Thanks to all for the info and insight. Steve & Wheezy


----------



## RVGRINGO (May 16, 2007)

Welcome to the forum. It is always good to hear that it has been both informative and entertaining. That's also the purpose of "Streets of Glass" and I've sent you a message with the details you requested so that you can order a copy.
We'll also be happy to accept your offer to sit by the lake with a cool one when you get here.
Good luck with your travels.


----------



## HolyMole (Jan 3, 2009)

*Actual Expats or Wannabe Expats?*

Just curious about the significance of the flag identifiers.

From Steve & Wheezy's text, it's clear they do not live in Mexico, yet the flags say they are originally from the US and are Expats in Mexico.

I live in Canada and try to spend 6 months/year in Mexico as a tourist.

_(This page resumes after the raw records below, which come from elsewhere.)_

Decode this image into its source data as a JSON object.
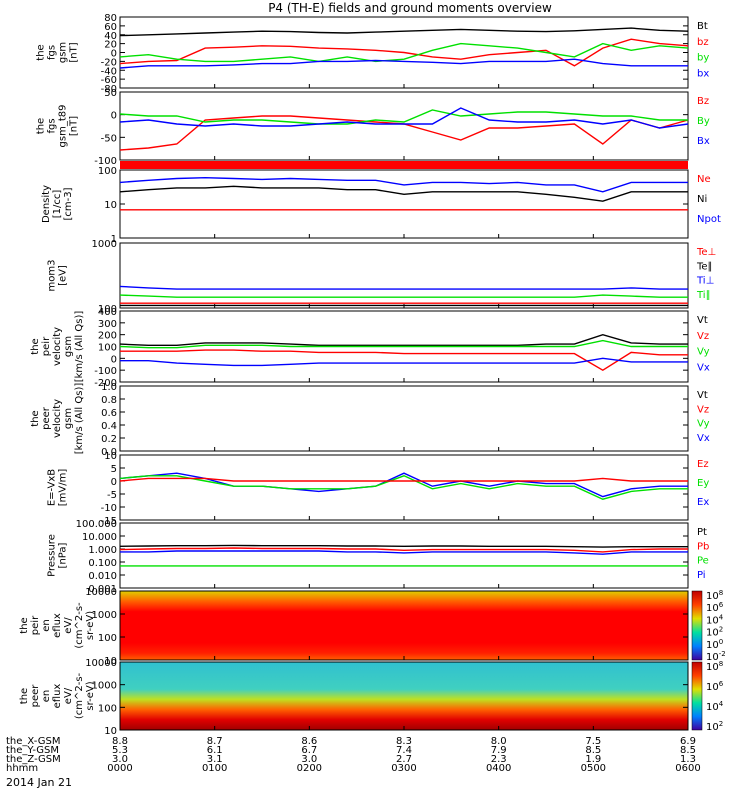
{
  "title": "P4 (TH-E) fields and ground moments overview",
  "date_label": "2014 Jan 21",
  "colors": {
    "black": "#000000",
    "red": "#ff0000",
    "green": "#00e000",
    "blue": "#0000ff"
  },
  "chart_data": {
    "type": "line",
    "x_axis": {
      "ticks": [
        "0000",
        "0100",
        "0200",
        "0300",
        "0400",
        "0500",
        "0600"
      ],
      "rows": [
        {
          "label": "the_X-GSM",
          "values": [
            "8.8",
            "8.7",
            "8.6",
            "8.3",
            "8.0",
            "7.5",
            "6.9"
          ]
        },
        {
          "label": "the_Y-GSM",
          "values": [
            "5.3",
            "6.1",
            "6.7",
            "7.4",
            "7.9",
            "8.5",
            "8.5"
          ]
        },
        {
          "label": "the_Z-GSM",
          "values": [
            "3.0",
            "3.1",
            "3.0",
            "2.7",
            "2.3",
            "1.9",
            "1.3"
          ]
        },
        {
          "label": "hhmm",
          "values": [
            "0000",
            "0100",
            "0200",
            "0300",
            "0400",
            "0500",
            "0600"
          ]
        }
      ]
    },
    "panels": [
      {
        "ylabel": [
          "the",
          "fgs",
          "gsm",
          "[nT]"
        ],
        "yticks": [
          "80",
          "60",
          "40",
          "20",
          "0",
          "-20",
          "-40",
          "-60",
          "-80"
        ],
        "ylim": [
          -80,
          80
        ],
        "legend": [
          {
            "name": "Bt",
            "color": "black"
          },
          {
            "name": "bz",
            "color": "red"
          },
          {
            "name": "by",
            "color": "green"
          },
          {
            "name": "bx",
            "color": "blue"
          }
        ],
        "series": [
          {
            "color": "black",
            "values": [
              38,
              40,
              42,
              44,
              46,
              48,
              47,
              45,
              44,
              46,
              48,
              50,
              52,
              50,
              48,
              47,
              49,
              52,
              55,
              50,
              48
            ]
          },
          {
            "color": "red",
            "values": [
              -25,
              -20,
              -18,
              10,
              12,
              15,
              14,
              10,
              8,
              5,
              0,
              -10,
              -15,
              -5,
              0,
              5,
              -30,
              10,
              30,
              20,
              15
            ]
          },
          {
            "color": "green",
            "values": [
              -10,
              -5,
              -15,
              -20,
              -20,
              -15,
              -10,
              -20,
              -10,
              -20,
              -15,
              5,
              20,
              15,
              10,
              0,
              -10,
              20,
              5,
              15,
              10
            ]
          },
          {
            "color": "blue",
            "values": [
              -35,
              -30,
              -30,
              -30,
              -28,
              -25,
              -25,
              -20,
              -20,
              -18,
              -20,
              -22,
              -25,
              -20,
              -20,
              -20,
              -15,
              -25,
              -30,
              -30,
              -30
            ]
          }
        ]
      },
      {
        "ylabel": [
          "the",
          "fgs",
          "gsm_t89",
          "[nT]"
        ],
        "yticks": [
          "50",
          "0",
          "-50",
          "-100"
        ],
        "ylim": [
          -120,
          50
        ],
        "legend": [
          {
            "name": "Bz",
            "color": "red"
          },
          {
            "name": "By",
            "color": "green"
          },
          {
            "name": "Bx",
            "color": "blue"
          }
        ],
        "series": [
          {
            "color": "red",
            "values": [
              -95,
              -90,
              -80,
              -20,
              -15,
              -10,
              -10,
              -15,
              -20,
              -25,
              -30,
              -50,
              -70,
              -40,
              -40,
              -35,
              -30,
              -80,
              -20,
              -40,
              -20
            ]
          },
          {
            "color": "green",
            "values": [
              -5,
              -10,
              -10,
              -25,
              -20,
              -20,
              -25,
              -30,
              -30,
              -20,
              -25,
              5,
              -10,
              -5,
              0,
              0,
              -5,
              -10,
              -10,
              -20,
              -20
            ]
          },
          {
            "color": "blue",
            "values": [
              -25,
              -20,
              -30,
              -35,
              -30,
              -35,
              -35,
              -30,
              -25,
              -30,
              -30,
              -30,
              10,
              -20,
              -25,
              -25,
              -20,
              -30,
              -20,
              -40,
              -30
            ]
          }
        ]
      },
      {
        "ylabel": [
          "Density",
          "[1/cc]",
          "[cm-3]"
        ],
        "yticks": [
          "100",
          "10",
          "1"
        ],
        "log": true,
        "ylim": [
          1,
          150
        ],
        "legend": [
          {
            "name": "Ne",
            "color": "red"
          },
          {
            "name": "Ni",
            "color": "black"
          },
          {
            "name": "Npot",
            "color": "blue"
          }
        ],
        "series": [
          {
            "color": "blue",
            "values": [
              60,
              70,
              80,
              85,
              80,
              75,
              80,
              75,
              70,
              70,
              50,
              60,
              60,
              55,
              60,
              50,
              50,
              30,
              60,
              60,
              60
            ]
          },
          {
            "color": "black",
            "values": [
              30,
              35,
              40,
              40,
              45,
              40,
              40,
              40,
              35,
              35,
              25,
              30,
              30,
              30,
              30,
              25,
              20,
              15,
              30,
              30,
              30
            ]
          },
          {
            "color": "red",
            "values": [
              8,
              8,
              8,
              8,
              8,
              8,
              8,
              8,
              8,
              8,
              8,
              8,
              8,
              8,
              8,
              8,
              8,
              8,
              8,
              8,
              8
            ]
          }
        ]
      },
      {
        "ylabel": [
          "mom3",
          "[eV]"
        ],
        "yticks": [
          "1000",
          "100"
        ],
        "log": true,
        "ylim": [
          40,
          10000
        ],
        "legend": [
          {
            "name": "Te⊥",
            "color": "red"
          },
          {
            "name": "Te∥",
            "color": "black"
          },
          {
            "name": "Ti⊥",
            "color": "blue"
          },
          {
            "name": "Ti∥",
            "color": "green"
          }
        ],
        "series": [
          {
            "color": "blue",
            "values": [
              250,
              220,
              200,
              200,
              200,
              200,
              200,
              200,
              200,
              200,
              200,
              200,
              200,
              200,
              200,
              200,
              200,
              200,
              220,
              200,
              200
            ]
          },
          {
            "color": "green",
            "values": [
              120,
              110,
              100,
              100,
              100,
              100,
              100,
              100,
              100,
              100,
              100,
              100,
              100,
              100,
              100,
              100,
              100,
              120,
              110,
              100,
              100
            ]
          },
          {
            "color": "red",
            "values": [
              60,
              60,
              60,
              60,
              60,
              60,
              60,
              60,
              60,
              60,
              60,
              60,
              60,
              60,
              60,
              60,
              60,
              60,
              60,
              60,
              60
            ]
          },
          {
            "color": "black",
            "values": [
              50,
              50,
              50,
              50,
              50,
              50,
              50,
              50,
              50,
              50,
              50,
              50,
              50,
              50,
              50,
              50,
              50,
              50,
              50,
              50,
              50
            ]
          }
        ]
      },
      {
        "ylabel": [
          "the",
          "peir",
          "velocity",
          "gsm",
          "[km/s (All Qs)]"
        ],
        "yticks": [
          "400",
          "300",
          "200",
          "100",
          "0",
          "-100",
          "-200"
        ],
        "ylim": [
          -200,
          400
        ],
        "legend": [
          {
            "name": "Vt",
            "color": "black"
          },
          {
            "name": "Vz",
            "color": "red"
          },
          {
            "name": "Vy",
            "color": "green"
          },
          {
            "name": "Vx",
            "color": "blue"
          }
        ],
        "series": [
          {
            "color": "black",
            "values": [
              120,
              110,
              110,
              130,
              130,
              130,
              120,
              110,
              110,
              110,
              110,
              110,
              110,
              110,
              110,
              120,
              120,
              200,
              130,
              120,
              120
            ]
          },
          {
            "color": "red",
            "values": [
              60,
              60,
              60,
              70,
              70,
              60,
              60,
              50,
              50,
              50,
              40,
              40,
              40,
              40,
              40,
              40,
              40,
              -100,
              50,
              30,
              30
            ]
          },
          {
            "color": "green",
            "values": [
              100,
              90,
              90,
              110,
              110,
              110,
              100,
              100,
              100,
              100,
              100,
              100,
              100,
              100,
              100,
              100,
              100,
              150,
              100,
              100,
              100
            ]
          },
          {
            "color": "blue",
            "values": [
              -20,
              -20,
              -40,
              -50,
              -60,
              -60,
              -50,
              -40,
              -40,
              -40,
              -40,
              -40,
              -40,
              -40,
              -40,
              -40,
              -40,
              0,
              -30,
              -30,
              -30
            ]
          }
        ]
      },
      {
        "ylabel": [
          "the",
          "peer",
          "velocity",
          "gsm",
          "[km/s (All Qs)]"
        ],
        "yticks": [
          "1.0",
          "0.8",
          "0.6",
          "0.4",
          "0.2",
          "0.0"
        ],
        "ylim": [
          0,
          1
        ],
        "legend": [
          {
            "name": "Vt",
            "color": "black"
          },
          {
            "name": "Vz",
            "color": "red"
          },
          {
            "name": "Vy",
            "color": "green"
          },
          {
            "name": "Vx",
            "color": "blue"
          }
        ],
        "series": []
      },
      {
        "ylabel": [
          "E=-VxB",
          "[mV/m]"
        ],
        "yticks": [
          "10",
          "5",
          "0",
          "-5",
          "-10",
          "-15"
        ],
        "ylim": [
          -15,
          10
        ],
        "legend": [
          {
            "name": "Ez",
            "color": "red"
          },
          {
            "name": "Ey",
            "color": "green"
          },
          {
            "name": "Ex",
            "color": "blue"
          }
        ],
        "series": [
          {
            "color": "blue",
            "values": [
              1,
              2,
              3,
              1,
              -2,
              -2,
              -3,
              -4,
              -3,
              -2,
              3,
              -2,
              0,
              -2,
              0,
              -1,
              -1,
              -6,
              -3,
              -2,
              -2
            ]
          },
          {
            "color": "green",
            "values": [
              1,
              2,
              2,
              0,
              -2,
              -2,
              -3,
              -3,
              -3,
              -2,
              2,
              -3,
              -1,
              -3,
              -1,
              -2,
              -2,
              -7,
              -4,
              -3,
              -3
            ]
          },
          {
            "color": "red",
            "values": [
              0,
              1,
              1,
              1,
              0,
              0,
              0,
              0,
              0,
              0,
              0,
              0,
              0,
              0,
              0,
              0,
              0,
              1,
              0,
              0,
              0
            ]
          }
        ]
      },
      {
        "ylabel": [
          "Pressure",
          "[nPa]"
        ],
        "yticks": [
          "100.000",
          "10.000",
          "1.000",
          "0.100",
          "0.010",
          "0.001"
        ],
        "log": true,
        "ylim": [
          0.001,
          100
        ],
        "legend": [
          {
            "name": "Pt",
            "color": "black"
          },
          {
            "name": "Pb",
            "color": "red"
          },
          {
            "name": "Pe",
            "color": "green"
          },
          {
            "name": "Pi",
            "color": "blue"
          }
        ],
        "series": [
          {
            "color": "black",
            "values": [
              1.6,
              1.7,
              1.8,
              1.8,
              1.9,
              1.8,
              1.8,
              1.8,
              1.7,
              1.7,
              1.6,
              1.7,
              1.7,
              1.6,
              1.6,
              1.6,
              1.5,
              1.4,
              1.5,
              1.5,
              1.5
            ]
          },
          {
            "color": "red",
            "values": [
              0.9,
              1.0,
              1.1,
              1.1,
              1.2,
              1.1,
              1.1,
              1.1,
              1.0,
              1.0,
              0.8,
              0.9,
              0.9,
              0.9,
              0.9,
              0.9,
              0.8,
              0.6,
              0.9,
              1.0,
              1.0
            ]
          },
          {
            "color": "blue",
            "values": [
              0.6,
              0.6,
              0.7,
              0.7,
              0.7,
              0.7,
              0.7,
              0.7,
              0.6,
              0.6,
              0.5,
              0.6,
              0.6,
              0.6,
              0.6,
              0.6,
              0.5,
              0.4,
              0.6,
              0.6,
              0.6
            ]
          },
          {
            "color": "green",
            "values": [
              0.05,
              0.05,
              0.05,
              0.05,
              0.05,
              0.05,
              0.05,
              0.05,
              0.05,
              0.05,
              0.05,
              0.05,
              0.05,
              0.05,
              0.05,
              0.05,
              0.05,
              0.05,
              0.05,
              0.05,
              0.05
            ]
          }
        ]
      },
      {
        "ylabel": [
          "the",
          "peir",
          "en",
          "eflux",
          "eV/",
          "(cm^2-s-",
          "sr-eV)"
        ],
        "yticks": [
          "10000",
          "1000",
          "100",
          "10"
        ],
        "type": "spectrogram",
        "colorbar": [
          "10^8",
          "10^6",
          "10^4",
          "10^2",
          "10^0",
          "10^-2"
        ]
      },
      {
        "ylabel": [
          "the",
          "peer",
          "en",
          "eflux",
          "eV/",
          "(cm^2-s-",
          "sr-eV)"
        ],
        "yticks": [
          "10000",
          "1000",
          "100",
          "10"
        ],
        "type": "spectrogram",
        "colorbar": [
          "10^8",
          "10^6",
          "10^4",
          "10^2"
        ]
      }
    ]
  }
}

I'm thinking of permanently moving to Mexico. Should I add my flags too?


----------



## HolyMole (Jan 3, 2009)

*When in doubt, read the instructions*



HolyMole said:


> Just curious about the significance of the flag identifiers.
> 
> From Steve & Wheezy's text, it's clear they do not live in Mexico, yet the flags say they are originally from the US and are Expats in Mexico.
> 
> I live in Canada and try to spend 6 months/year in Mexico as a tourist. I'm thinking of permanently moving to Mexico. Should I add my flags too?


Ah, I get it now. Gotta amend my identifiers too.


----------



## RVGRINGO (May 16, 2007)

I would suggest that you use only your 'home flag' unless you are actually in Mexico. So, if you are a permanent resident you can use the Mexican flag all the time. If you are a tourist, snowbird or other 'part-timer', why not add the Mexican flag when you are here and remove it when you are at home.


----------



## Steve & Wheezy (Feb 4, 2009)

*RV Reply*



RVGRINGO said:


> I would suggest that you use only your 'home flag' unless you are actually in Mexico. So, if you are a permanent resident you can use the Mexican flag all the time. If you are a tourist, snowbird or other 'part-timer', why not add the Mexican flag when you are here and remove it when you are at home.


RV ******: Thanks, got it & got it, my bad on the mexican flag, think thats a great suggestion though, only fly the flag when your in country. That way we'll know where everyones at, at the time of the responce. Didn't mean to mess things up guys. Hope all are well. Steve & Wheezy


----------